In part, it’s because Democrats are going all-out to refuse McConnell’s direction. Several senators said privately that Democrats have held the line against reconciliation because it’s what McConnell wants. He also asked them to drop the debt ceiling from a spending bill last week — and after Democrats made that accommodation once, they don’t want to repeat it.
When it comes to McConnell trying to run the Senate, “he may try, but he won’t succeed,” said Sen. Richard Blumenthal (D-Conn.).
“Mitch McConnell has so infected the debt ceiling issue with political self-interest,” Blumenthal said. “He wants to be majority leader. That’s his goal.”
Schumer, of course, wants to stay majority leader in 2023. But he’s chiefly seeking to exploit the interim debt fix to finally clinch a deal on the party-line social spending bill that’s sparked a feud between his centrists and his liberals.
Yet Schumer's crowing over latest confrontation with McConnell irked Manchin, a vote he can't afford to alienate. As Schumer criticized Republicans on the floor for threatening default and praised his caucus for saving the country, Manchin buried his heads in his hands. He then talked to Schumer about what he saw as inappropriate remarks.
"That was not a way to take it out. We just disagree. I'd have done it differently," Manchin said.

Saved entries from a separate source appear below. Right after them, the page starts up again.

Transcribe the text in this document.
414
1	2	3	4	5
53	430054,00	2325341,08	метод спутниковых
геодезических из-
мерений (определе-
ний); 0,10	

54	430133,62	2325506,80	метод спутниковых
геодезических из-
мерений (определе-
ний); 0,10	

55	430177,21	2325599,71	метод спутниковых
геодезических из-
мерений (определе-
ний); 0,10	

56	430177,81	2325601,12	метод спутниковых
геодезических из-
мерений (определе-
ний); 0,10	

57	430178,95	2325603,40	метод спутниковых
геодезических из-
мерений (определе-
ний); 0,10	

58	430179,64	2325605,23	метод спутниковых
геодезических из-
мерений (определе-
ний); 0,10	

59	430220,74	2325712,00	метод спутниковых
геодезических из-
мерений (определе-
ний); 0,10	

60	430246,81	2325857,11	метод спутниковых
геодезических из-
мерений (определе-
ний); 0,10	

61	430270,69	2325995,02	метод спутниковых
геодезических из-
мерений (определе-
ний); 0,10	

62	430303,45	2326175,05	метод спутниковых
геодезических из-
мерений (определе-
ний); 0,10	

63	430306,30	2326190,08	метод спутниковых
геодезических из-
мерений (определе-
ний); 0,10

Some Democrats on Wednesday blasted McConnell’s offer before meeting privately as a caucus, then emerged from that sitdown to declare they had bested their perpetual foe. After Schumer contended to Democrats that McConnell “blinked” on Wednesday afternoon, Duckworth said, he was able to get his caucus on board with his strategy.
“It’s not a solution,” said Sen. Mazie Hirono (D-Hawaii). “What this does is allow us to focus on getting the president’s agenda done."
Democrats will have to act fast to avoid being dragged down again into fiscal quicksand. That's because, as much as the GOP leader struggled on Thursday getting his conference to accept a provisional detente, advisers say he's got a larger strategy in mind.
McConnell was eager to tie the debt ceiling to the expiration of government funding on Dec. 3, sapping energy from Democratic majorities by creating new deadlines for them to confront. Some of his conservative members may not have liked the offer he made to Schumer this week, but it got him closer to that goal.
Given that Democrats have three scheduled recesses before the new debt deadline, it won't be long before McConnell again begins pressuring them to raise the ceiling through reconciliation. Not to mention that Democrats had to put a number, $480 billion, to this week’s increase — and possibly the next one too.
“McConnell knows exactly what he’s doing,” said Sen. John Barrasso (R-Wyo.), the conference's No. 3 leader. “They’re going to own the debt.”
Several more centrist senators are exhausted by the back-and-forth over who won the debt fight. There’s another deadline around the corner, and both Schumer and McConnell remain at odds over how to raise the borrowing cap then.
Many Democrats are ready to toss the entire notion of the debt ceiling legislatively overboard. But until then, they’re willing to take a breather after McConnell offered a lifeline that Schumer grabbed, no matter how messy their parliamentary mano-a-mano became.
“I know a lot of my colleagues are saying the other side caved,” said Sen. Mark Warner (D-Va.). “I think rationality won.”
Caitlin Emma contributed to this report.